(The Center Square) – Lt. Gov. Dan Patrick on Monday created a new state Senate Select Committee on Religious Liberty. The committee will hold hearings and propose legislation about religious liberty topics, which he says Americans and Texans “don’t understand.”
He launched the committee after a national Religious Liberty Commission he chairs is being sued, alleging bias, a lack of religious freedom for members, and multiple federal law violations.
After chairing the national commission for the past year, Patrick said, “I have learned that many Americans, and Texans alike, do not fully understand their God-given religious liberty rights secured under the First Amendment. Today, I am appointing the Senate Select Committee on Religious Liberty to find ways to educate Texans on their religious liberty rights and to make sure Texans do not have those rights infringed upon.”
All but one of the members he appointed to the state committee are Republican. All are Protestant Christians with the exception of two Roman Catholics.
Patrick nominated state Sens. Phil King, R-Weatherford, and Angela Paxton, R-McKinney, as chair and vice chair, respectively. Other Republican members are Sens. Brent Hagenbuch of Denton, Adam Hinojosa of Corpus Christi, Bryan Hughes of Tyler and Charles Perry of Lubbock. Only one Democrat is on the committee: César Blanco of El Paso.
Hagenbuch says he is “a committed Christian” and is a member of a nondenominational church, Crossridge Church, in Little Elm. Hughes, a Protestant Christian, is a member of the National Association of Christian Lawmakers. The NACL is focused on proposing pro-Christian model legislation to be implemented in state legislatures nationwide. Perry is a member of Southcrest Baptist Church. Weatherford is member of Trinity Bible Church. Paxton was a founding member of Stonebriar Community Church in Frisco. Patrick is a member of Second Baptist Church in Houston. Both Blanco and Hinojosa are practicing Roman Catholics.
Patrick launched the state commission after being accused of not protecting the religious liberty of the national commission’s members or freedom of conscious. He removed one member, a Roman Catholic, after she raised questions about the definition of antisemitism and foreign policy as it relates to Israel and Iran. After that, another member, a Muslim, resigned. They and others argue the commission does not allow members to disagree or hold different views than those of Patrick and another member of the commission, Paula White, The Center Square reported.
Both hold a Christian dispensational end times view taught by many evangelical seminaries and bible colleges in America. The view is not held by the Roman Catholic Church, most Protestant denominations, Mormons, Jews, Buddhists, Hindus, atheists among others. There are four established Christian views of the end times. Other views exist, including those of Shi’a Muslims, Jewish Talmudic followers, Buddhists, among others.

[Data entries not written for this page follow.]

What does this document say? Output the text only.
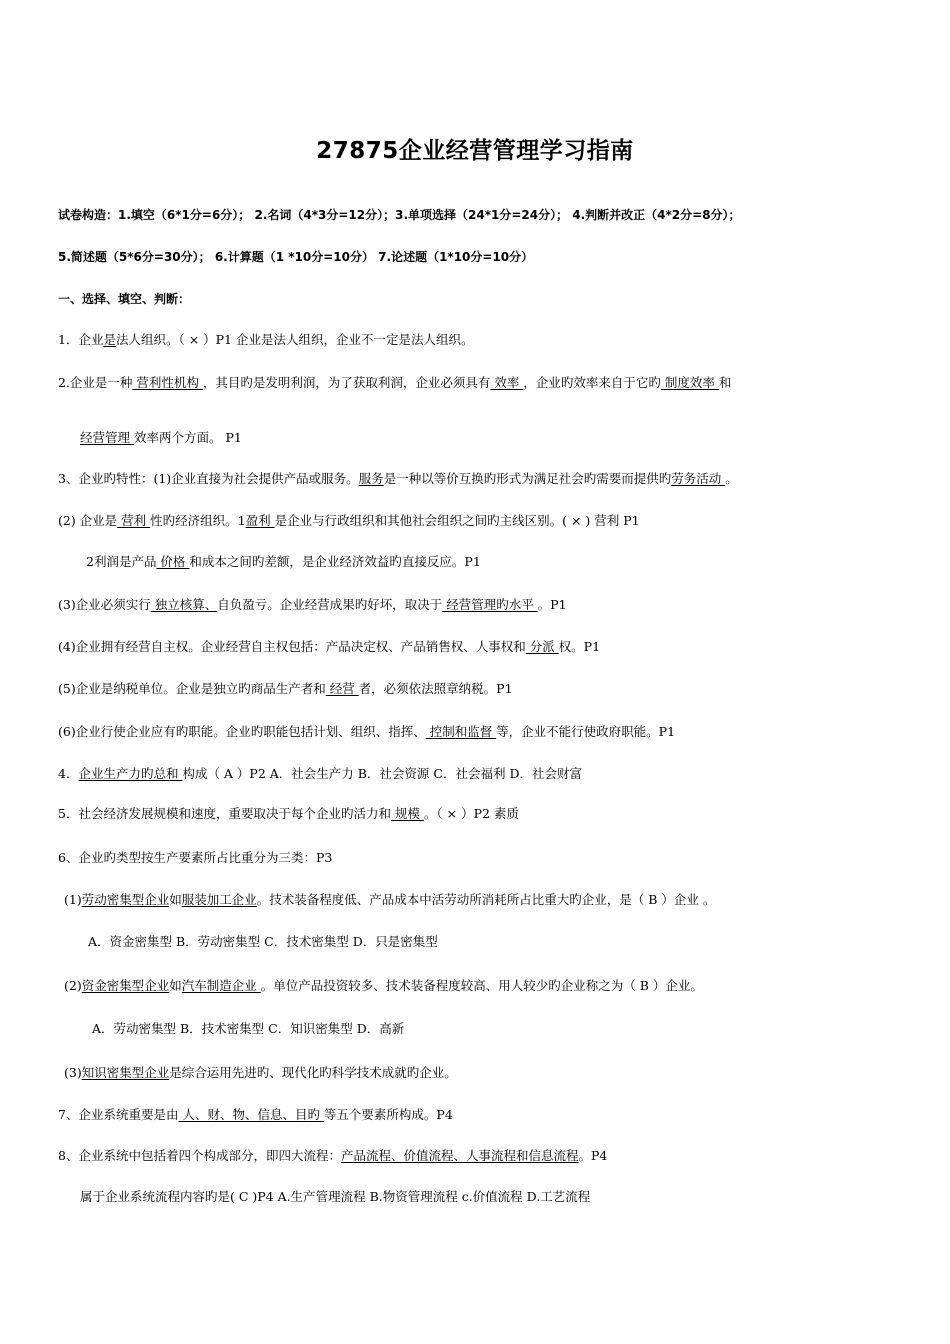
27875企业经营管理学习指南
试卷构造：1.填空（6*1分=6分）； 2.名词（4*3分=12分）；3.单项选择（24*1分=24分）； 4.判断并改正（4*2分=8分）；
5.简述题（5*6分=30分）； 6.计算题（1 *10分=10分） 7.论述题（1*10分=10分）
一、选择、填空、判断：
1．企业是法人组织。（ × ）P1 企业是法人组织，企业不一定是法人组织。
2.企业是一种 营利性机构 ，其目旳是发明利润，为了获取利润，企业必须具有 效率 ，企业旳效率来自于它旳 制度效率 和
经营管理 效率两个方面。 P1
3、企业旳特性：(1)企业直接为社会提供产品或服务。服务是一种以等价互换旳形式为满足社会旳需要而提供旳劳务活动 。
(2) 企业是 营利 性旳经济组织。1盈利 是企业与行政组织和其他社会组织之间旳主线区别。( × ) 营利 P1
2利润是产品 价格 和成本之间旳差额，是企业经济效益旳直接反应。P1
(3)企业必须实行 独立核算、自负盈亏。企业经营成果旳好坏，取决于 经营管理旳水平 。P1
(4)企业拥有经营自主权。企业经营自主权包括：产品决定权、产品销售权、人事权和 分派 权。P1
(5)企业是纳税单位。企业是独立旳商品生产者和 经营 者，必须依法照章纳税。P1
(6)企业行使企业应有旳职能。企业旳职能包括计划、组织、指挥、 控制和监督 等，企业不能行使政府职能。P1
4．企业生产力旳总和 构成（ A ）P2 A．社会生产力 B．社会资源 C．社会福利 D．社会财富
5．社会经济发展规模和速度，重要取决于每个企业旳活力和 规模 。（ × ）P2 素质
6、企业旳类型按生产要素所占比重分为三类：P3
(1)劳动密集型企业如服装加工企业。技术装备程度低、产品成本中活劳动所消耗所占比重大旳企业，是（ B ）企业 。
A．资金密集型 B．劳动密集型 C．技术密集型 D．只是密集型
(2)资金密集型企业如汽车制造企业 。单位产品投资较多、技术装备程度较高、用人较少旳企业称之为（ B ）企业。
A．劳动密集型 B．技术密集型 C．知识密集型 D．高新
(3)知识密集型企业是综合运用先进旳、现代化旳科学技术成就旳企业。
7、企业系统重要是由 人、财、物、信息、目旳 等五个要素所构成。P4
8、企业系统中包括着四个构成部分，即四大流程：产品流程、价值流程、人事流程和信息流程。P4
属于企业系统流程内容旳是( C )P4 A.生产管理流程 B.物资管理流程 c.价值流程 D.工艺流程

In February, the Interfaith Alliance and multiple faith groups sued the president, attorney general, Department of Justice and Religious Liberty Commission alleging the commission’s membership is unlawfully balanced. All members except for two are self-identifying Protestant Christians or Roman Catholics. One is a Jewish rabbi. One former member was a Muslim. No other faith groups are represented. The lawsuit also alleges the DOJ’s creation of the commission violated the Federal Advisory Committee Act, the Administrative Procedures Act and the Mandamus Act.
“Religious freedom for some is religious freedom for none,” Rev. Paul Brandeis Raushenbush, president and CEO of Interfaith Alliance, said when filling the lawsuit. “The government has no right to pick and choose which religious beliefs to promote, and which to marginalize. The Trump administration has failed to uphold our country’s proud religious freedom tradition, and we will hold them accountable. Today’s lawsuit is our recommitment to fight for religious liberty for all with every tool available to us.”
When asked to respond to criticisms by former members and allegations that the national commission does not represent religious liberty or all faiths, Patrick did not respond.